|The way my grandmother used to tell stories|
Interviewed by Peter H. Stone
Peter Stone asks.... "How do you regard translators?
I have great admiration for translators except for the ones who use footnotes. They are always trying to explain to the reader something which the author probably did not mean; since it’s there, the reader has to put up with it.
Translating is a very difficult job, not at all rewarding, and very badly paid. A good translation is always a re-creation in another language. That’s why I have such great admiration for Gregory Rabassa. My books have been translated into twenty-one languages and Rabassa is the only translator who has never asked for something to be clarified so he can put a footnote in.
I think that my work has been completely re-created in English. There are parts of the book which are very difficult to follow literally. The impression one gets is that the translator read the book and then rewrote it from his recollections.
That’s why I have such admiration for translators. They are intuitive rather than intellectual.
What would you have liked to translate?
All Malraux. I would have liked to translate Conrad, and Saint-Exupéry. When I’m reading I sometimes get the feeling that I would like to translate this book.
Excluding the great masterpieces, I prefer reading a mediocre translation of a book than trying to get through it in the original language.

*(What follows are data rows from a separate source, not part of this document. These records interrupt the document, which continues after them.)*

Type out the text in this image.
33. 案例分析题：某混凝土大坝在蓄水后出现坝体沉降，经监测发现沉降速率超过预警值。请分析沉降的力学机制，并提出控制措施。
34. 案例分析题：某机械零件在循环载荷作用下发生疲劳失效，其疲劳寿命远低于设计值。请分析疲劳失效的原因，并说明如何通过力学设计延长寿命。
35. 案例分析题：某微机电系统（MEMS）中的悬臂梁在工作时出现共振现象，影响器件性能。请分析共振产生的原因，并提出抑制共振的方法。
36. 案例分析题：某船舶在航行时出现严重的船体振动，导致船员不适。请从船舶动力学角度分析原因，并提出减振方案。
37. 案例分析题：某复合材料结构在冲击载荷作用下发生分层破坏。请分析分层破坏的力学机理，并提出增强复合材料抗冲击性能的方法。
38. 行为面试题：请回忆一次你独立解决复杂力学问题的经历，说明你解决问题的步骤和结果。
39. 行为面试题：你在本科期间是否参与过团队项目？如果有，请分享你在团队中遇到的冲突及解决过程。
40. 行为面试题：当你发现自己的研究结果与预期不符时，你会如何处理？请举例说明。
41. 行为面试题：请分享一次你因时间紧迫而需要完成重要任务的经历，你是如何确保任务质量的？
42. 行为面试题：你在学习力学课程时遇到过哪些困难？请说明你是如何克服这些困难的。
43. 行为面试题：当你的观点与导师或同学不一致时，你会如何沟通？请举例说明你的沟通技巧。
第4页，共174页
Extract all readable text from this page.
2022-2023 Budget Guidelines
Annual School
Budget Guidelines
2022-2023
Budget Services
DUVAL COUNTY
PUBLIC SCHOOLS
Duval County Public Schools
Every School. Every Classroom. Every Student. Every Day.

I never feel comfortable reading in another language, because the only language I really feel inside is Spanish.
source: Paris Review
In Spanish, García Márquez’s words so often have the ring of prose poetry. They are always the right words because their meaning is enhanced by their sound and the way in which they are strung together in rhythmic cohesion. Thus it should be possible to interpret these words/notes from another tongue in the sane way that a melody can be passed from instrument to instrument as its essence is preserved albeit in a different tone.
|Jewcy ~ Art by Margarita Korol|
García Márquez's narrators are both inside and outside their stories. They adopt the omniscient authority of those who told us tales when we were children, and we accept what they tell us.